Covered Call ETFs (or Buy-Write ETFs as they’re known to some) are an intriguing option for investors looking to generate a little extra portfolio income. But you have to have some sense of where the market is heading in order to really profit from them.
Covered Call ETFs are generally known for their high yields. One of the largest covered call ETFs – the PowerShares S&P 500 BuyWrite Portfolio (PBP) – sports a trailing 12 month dividend yield of just over 4%. That number is actually low in the covered call ETF universe as smaller funds like the Recon Capital NASDAQ 100 Covered Call ETF (QYLD) offer yields in the 8-9% range.
Here’s how they work. In a typical equity ETF the fund’s managers buy individual stocks and hold them within the portfolio. In a covered call ETF, managers take the same stock positions but simultaneously write call options on those positions (thus the name “buy-write”). The goal is to benefit from the equity position while at the same time generating an income on the side.

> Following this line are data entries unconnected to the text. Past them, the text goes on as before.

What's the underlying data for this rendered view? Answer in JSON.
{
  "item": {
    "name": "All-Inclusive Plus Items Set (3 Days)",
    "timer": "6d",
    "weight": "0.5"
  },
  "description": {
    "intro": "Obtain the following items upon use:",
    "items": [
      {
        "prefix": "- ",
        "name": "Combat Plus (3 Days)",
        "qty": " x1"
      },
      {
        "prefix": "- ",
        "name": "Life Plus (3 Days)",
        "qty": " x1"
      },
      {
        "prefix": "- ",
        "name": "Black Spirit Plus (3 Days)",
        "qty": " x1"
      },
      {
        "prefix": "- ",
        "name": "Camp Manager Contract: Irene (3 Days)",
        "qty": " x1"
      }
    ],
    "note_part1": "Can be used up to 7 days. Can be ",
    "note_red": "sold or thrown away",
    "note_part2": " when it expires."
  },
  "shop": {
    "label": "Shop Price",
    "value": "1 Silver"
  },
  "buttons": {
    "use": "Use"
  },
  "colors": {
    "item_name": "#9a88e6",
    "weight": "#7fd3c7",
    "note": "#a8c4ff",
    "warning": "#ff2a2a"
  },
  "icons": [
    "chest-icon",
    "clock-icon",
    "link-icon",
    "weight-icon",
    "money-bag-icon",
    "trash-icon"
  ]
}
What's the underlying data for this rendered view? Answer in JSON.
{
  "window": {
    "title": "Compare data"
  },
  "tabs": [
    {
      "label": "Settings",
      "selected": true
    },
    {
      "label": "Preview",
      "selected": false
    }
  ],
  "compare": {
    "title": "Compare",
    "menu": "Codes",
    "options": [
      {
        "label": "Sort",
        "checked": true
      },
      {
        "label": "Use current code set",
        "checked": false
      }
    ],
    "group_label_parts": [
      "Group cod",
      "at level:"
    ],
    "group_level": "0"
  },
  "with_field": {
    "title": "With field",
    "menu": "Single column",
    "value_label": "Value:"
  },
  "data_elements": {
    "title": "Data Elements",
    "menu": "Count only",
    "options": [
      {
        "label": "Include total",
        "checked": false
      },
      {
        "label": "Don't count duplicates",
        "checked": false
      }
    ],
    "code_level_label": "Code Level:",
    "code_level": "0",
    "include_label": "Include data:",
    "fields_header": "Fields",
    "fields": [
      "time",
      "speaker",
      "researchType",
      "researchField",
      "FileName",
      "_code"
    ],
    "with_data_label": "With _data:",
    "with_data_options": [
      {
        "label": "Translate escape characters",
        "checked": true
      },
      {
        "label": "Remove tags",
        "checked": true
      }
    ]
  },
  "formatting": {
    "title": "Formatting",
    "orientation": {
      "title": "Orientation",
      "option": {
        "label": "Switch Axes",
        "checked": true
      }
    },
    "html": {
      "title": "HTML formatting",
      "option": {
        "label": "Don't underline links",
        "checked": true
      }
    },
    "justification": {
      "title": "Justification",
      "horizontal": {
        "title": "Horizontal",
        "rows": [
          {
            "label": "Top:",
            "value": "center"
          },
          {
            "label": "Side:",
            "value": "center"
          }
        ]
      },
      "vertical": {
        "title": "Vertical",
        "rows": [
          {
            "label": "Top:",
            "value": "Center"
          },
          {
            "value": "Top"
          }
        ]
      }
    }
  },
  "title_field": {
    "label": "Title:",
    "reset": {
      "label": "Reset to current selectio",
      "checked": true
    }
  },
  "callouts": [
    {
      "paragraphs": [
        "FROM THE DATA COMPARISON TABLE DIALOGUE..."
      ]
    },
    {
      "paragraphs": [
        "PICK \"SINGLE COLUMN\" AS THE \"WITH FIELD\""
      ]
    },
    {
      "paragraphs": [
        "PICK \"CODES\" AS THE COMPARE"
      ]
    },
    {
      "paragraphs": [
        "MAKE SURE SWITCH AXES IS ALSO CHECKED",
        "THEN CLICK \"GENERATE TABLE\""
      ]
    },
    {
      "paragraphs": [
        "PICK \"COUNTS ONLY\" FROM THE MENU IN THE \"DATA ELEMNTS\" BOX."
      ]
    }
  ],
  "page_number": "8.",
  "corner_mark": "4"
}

While the yields are nice the overall performance of the buy-write ETF really depends on the direction of the market. In up markets, buy-write ETFs tend to underperform as the written calls start getting exercised limiting an individual stock’s upside potential. Conversely, these funds tend to outperform in sideways or down markets as many of the written calls expire worthless leaving the fund to simply collect the option premiums.
The PowerShares S&P 500 BuyWrite Portfolio has historically performed about as would be expected. It outperformed the S&P 500 during the time right after the financial crisis as stock prices were dropping and subsequently lagged the index for much of the last four years. However, the fund has returned roughly 5% year-to-date outpacing the S&P 500’s return of almost 2%.
If global economic weakness would be expected to continue, covered call ETFs could begin outperforming again.